The Joys of Propaganda – The New York Times
When it comes to facts, some leaders, like many a florid narcissist, will build a palace and gardens around their anxieties and swear allegiance to the flag flying above them. They supplant what is true with what they wish to be true and simply deny the evidence. This is a crude modern business and has very little to do with great propaganda, which relies on something much more systematic and more artful in the organization of human wishes. The good news, however, is that propaganda is back. I don’t mean the unfragrant mob of internet miscreants — hacking is to propaganda what stalking is to romance. I mean the impulse to choose a side and press its case with wily elegance. Those of us who grew up in the Cold War have rather missed it — the persistent, well-designed, all-encompassing salesmanship of Life’s Correct Path, backed up with textbooks, posters and unspeakable stockpiles of nuclear weapons.

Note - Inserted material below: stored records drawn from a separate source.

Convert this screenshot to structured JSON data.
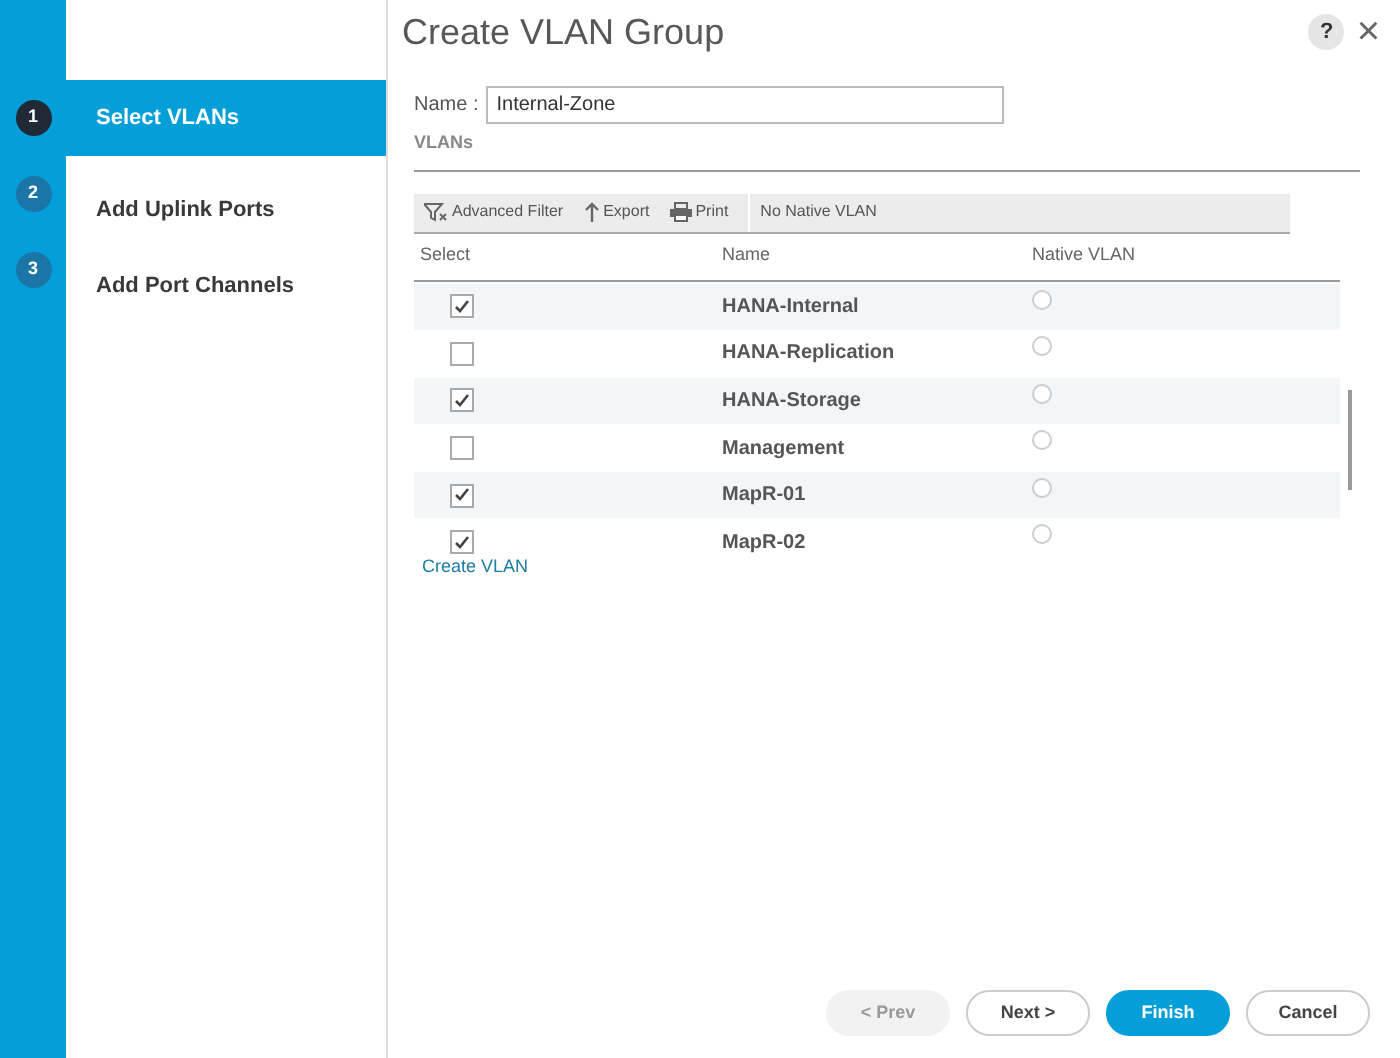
{
  "window": {
    "title": "Create VLAN Group",
    "help": "?",
    "close": "×"
  },
  "steps": [
    {
      "number": "1",
      "label": "Select VLANs",
      "selected": true
    },
    {
      "number": "2",
      "label": "Add Uplink Ports",
      "selected": false
    },
    {
      "number": "3",
      "label": "Add Port Channels",
      "selected": false
    }
  ],
  "name_field": {
    "label": "Name :",
    "value": "Internal-Zone"
  },
  "section_title": "VLANs",
  "toolbar": {
    "actions": [
      {
        "kind": "filter",
        "label": "Advanced Filter"
      },
      {
        "kind": "export",
        "label": "Export"
      },
      {
        "kind": "print",
        "label": "Print"
      }
    ],
    "native_vlan": "No Native VLAN"
  },
  "table": {
    "columns": [
      "Select",
      "Name",
      "Native VLAN"
    ],
    "rows": [
      {
        "name": "HANA-Internal",
        "checked": true,
        "native": false
      },
      {
        "name": "HANA-Replication",
        "checked": false,
        "native": false
      },
      {
        "name": "HANA-Storage",
        "checked": true,
        "native": false
      },
      {
        "name": "Management",
        "checked": false,
        "native": false
      },
      {
        "name": "MapR-01",
        "checked": true,
        "native": false
      },
      {
        "name": "MapR-02",
        "checked": true,
        "native": false
      }
    ]
  },
  "create_link": "Create VLAN",
  "buttons": [
    {
      "kind": "secondary",
      "label": "< Prev",
      "disabled": true
    },
    {
      "kind": "secondary",
      "label": "Next >",
      "disabled": false
    },
    {
      "kind": "primary",
      "label": "Finish",
      "disabled": false
    },
    {
      "kind": "secondary",
      "label": "Cancel",
      "disabled": false
    }
  ]
}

Last November, in the weeks après le deluge, in downtown Manhattan, the Russian chess grandmaster Sergey Karjakin went head-to-head with Norway’s Magnus Carlsen. The event was as 1970s as Farrah Fawcett; as 1970s as encyclopedias and Tupperware. If I had the requisite amount of hair, I would have feathered it for the occasion. Karjakin is Kremlin-backed, as we spy-watchers like to say, and in fact Putin’s press secretary, Dmitry Peskov, could be seen hanging around at the Fulton Market Building. This game was important to Putin because he believes in selling the Russian way of life, the Russian character and Russian power, a need that has outlasted both Communism and the Soviet Union. If you, dear reader, happen to be under 40, you might find it bizarre that a foreign leader would care so much about a chess match, but for the rest of us it provides a warm, fuzzy feeling.
What is “a way of life”? For example, the American way of life. What is it? Is it a series of values, traits and skills that others might do well to emulate, or a set of selfish boasts and vices that make the world a darker place? You decide. Or, rather: You don’t decide, but an imaginative use of propaganda will decide for you. Manipulating human belief might sound like an alarming project for governments and designers to undertake, but it’s one of the oldest professions in the book, and corporations, religions, entertainers and doctors, to say little of politicians, are dedicated to the art of making you think what you ought to think. Populism is based on the notion that people can think for themselves, but most people can’t and don’t want to; they need team colors and a direction of play that is worked out by other people. It’s almost heretical to say so, but when “the people” have spoken they often don’t know what they’ve said. For good or for ill, the art of propaganda must set out to persuade them of what they think.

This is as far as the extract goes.